Dat Leiden er niet eerder bij was, heeft volgens Nieuwenhuijse meerdere redenen. ‘De Nederlandse politiek is niet goed in het onderhouden van institutionele banden met het buitenland. Het heeft een kortetermijnvisie, en een nieuwe overheid kan zo’n instituut zo sluiten. De Leidse dependance in Damascus ging na tien jaar dicht. Het uitgangspunt zou moeten zijn: we blijven in Syrië.’

‘Daarnaast heeft het te maken met de financiering. In andere landen is er gewoon een zak geld beschikbaar. Vanuit ons perspectief is dat luilekkerland.

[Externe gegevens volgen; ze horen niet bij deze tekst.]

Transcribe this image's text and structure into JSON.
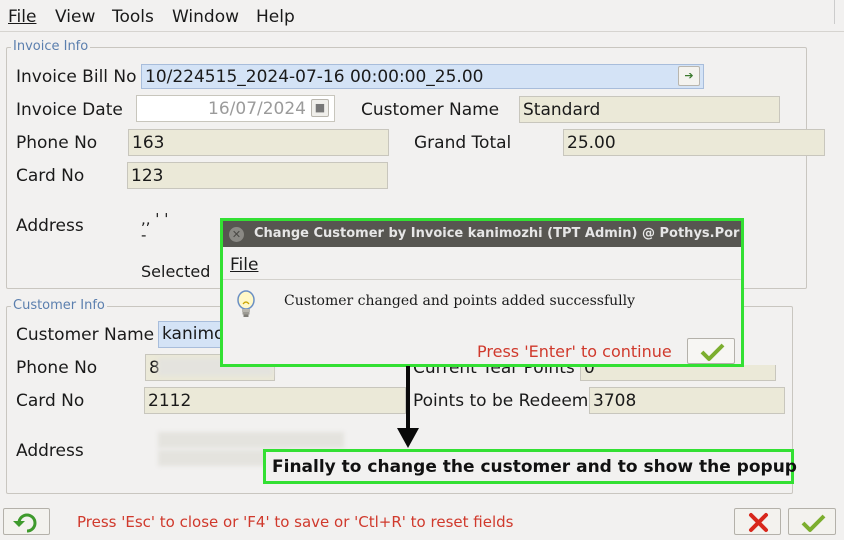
{
  "menubar": {
    "items": [
      {
        "label": "File",
        "underline": "F",
        "rest": "ile"
      },
      {
        "label": "View",
        "underline": "V",
        "rest": "iew"
      },
      {
        "label": "Tools",
        "underline": "T",
        "rest": "ools"
      },
      {
        "label": "Window",
        "underline": "",
        "rest": "Window"
      },
      {
        "label": "Help",
        "underline": "H",
        "rest": "elp"
      }
    ]
  },
  "invoice_info": {
    "legend": "Invoice Info",
    "bill_no_label": "Invoice Bill No",
    "bill_no_value": "10/224515_2024-07-16 00:00:00_25.00",
    "date_label": "Invoice Date",
    "date_value": "16/07/2024",
    "customer_name_label": "Customer Name",
    "customer_name_value": "Standard",
    "phone_label": "Phone No",
    "phone_value": "163",
    "grand_total_label": "Grand Total",
    "grand_total_value": "25.00",
    "card_label": "Card No",
    "card_value": "123",
    "address_label": "Address",
    "address_line1": ",, ' '",
    "address_line2": "-",
    "selected_label": "Selected"
  },
  "customer_info": {
    "legend": "Customer Info",
    "name_label": "Customer Name",
    "name_value": "kanimo",
    "phone_label": "Phone No",
    "phone_value": "8",
    "current_points_label": "Current Year Points",
    "current_points_value": "0",
    "card_label": "Card No",
    "card_value": "2112",
    "redeem_label": "Points to be Redeem",
    "redeem_value": "3708",
    "address_label": "Address",
    "address_suffix": "4)"
  },
  "dialog": {
    "title": "Change Customer by Invoice  kanimozhi (TPT Admin) @ Pothys.Por",
    "menu_file": "File",
    "message": "Customer changed and points added successfully",
    "hint": "Press 'Enter' to continue",
    "icon": "lightbulb-icon"
  },
  "annotation": {
    "text": "Finally to change the customer and to show the popup"
  },
  "footer": {
    "hint": "Press 'Esc' to close or 'F4' to save or 'Ctl+R' to reset fields"
  },
  "colors": {
    "accent_green": "#33e033",
    "hint_red": "#d0392c",
    "legend_blue": "#5b7fae",
    "selected_field": "#d4e3f6"
  }
}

Wij moeten voor elk project zelf budget vinden.’

De val van Raqqa kwam onverwacht, waardoor de vondsten niet in veiligheid waren gebracht. Nieuwenhuijse: ‘Syriërs dachten in principe dat Raqqa niet zou vallen. De Syrische Oudheidkundige Dienst had uit voorzorg andere provinciale musea geëvacueerd. Alle stukken waren ingepakt, in vrachtwagens geladen en naar Damascus gebracht, waar ze nu nog steeds liggen. Maar Raqqa hadden ze tot het laatste bewaard, omdat ze dachten dat het rustig zou blijven. En toen de stad toch viel, waren ze helaas te laat. Het is niet meteen heel slecht gegaan met het museum. Je had eerst het Vrije Syrische Leger, dat wachtposten zette en zorgde dat er niks met het museum gebeurde. Toen ISIS kwam, zijn vijfhonderd van de beste stukken uit de centrale opslag gehaald naar een bank verplaatst. Maar ISIS heeft die bank meteen beroofd.’

Ze hebben ook het centrale pakhuis met vondsten geplunderd. Op foto’s zie je ze door de dozen gaan op zoek naar iets dat blinkt. En vervolgens gooien ze de doos zo over de schutting. In één middag is er voor tientallen jaren onderzoek vernield. Dat was een grote klap. Daarna is er gevochten in de stad en is het museum gebombardeerd. We zagen ons levenswerk in rook opgaan.’

‘Onze vlucht naar Nederland is al bijna een artikel op zich’

‘Voor de oorlog wilde niemand weg uit Syrië’, vertellen Hiatlih en Haqi. ‘Het was perfect.’ Toen de oorlog uitbrak, verhuisden ze ‘zes of zeven keer’, voordat ze naar het buitenland vluchtten.

Hiatlih ging als eerste. Zijn reis naar Nederland is ‘bijna een artikel op zich’, zegt hij. ‘Ik begon alleen, en ben over land illegaal hiernaartoe gekomen. Mijn vader en moeder kwamen daarna. Ze vielen in het water op de Middellandse Zee, en mijn moeder brak haar rug. Ze raakten elkaar daarna kwijt.’

Samen zochten ze stad en land af. De vader vonden ze na zes maanden, via een Facebookpagina waar andere Syrische vluchtelingen zijn foto hadden gepost. Hij was in Turkije. Zijn moeder vonden ze terug op Lesbos, waar ze in het ziekenhuis lag.

‘We wilden haar in Nederland laten opereren, maar we konden niet mee met het vliegtuig. We hebben haar zware pijnstillers gegeven, en in een rolstoel met trein en bus naar Nederland gebracht, waar ze is geopereerd.’ Beide ouders zijn herenigd en in orde.

Haqi kon via gezinshereniging, met hun twee kleine kinderen naar Nederland komen. De twee studeerden archeologie in Damascus, waar ze elkaar leerden kennen. Ze konden hun studie niet afmaken, maar werkten mee aan de bescherming van erfgoed.

Haqi: ‘In Damascus zie je veel jonge groepen die voor het erfgoed zorgen. Via acties, foto’s, en op Facebook. Erfgoed versterkt onze identiteit, het is van ons.’

Hiatlih: ‘Archeologen kunnen de oorlog niet tegenhouden. Ik weet bijna zeker dat ik niet terug kan naar Syrië. Maar we willen laten zien dat Leiden het land niet is vergeten.’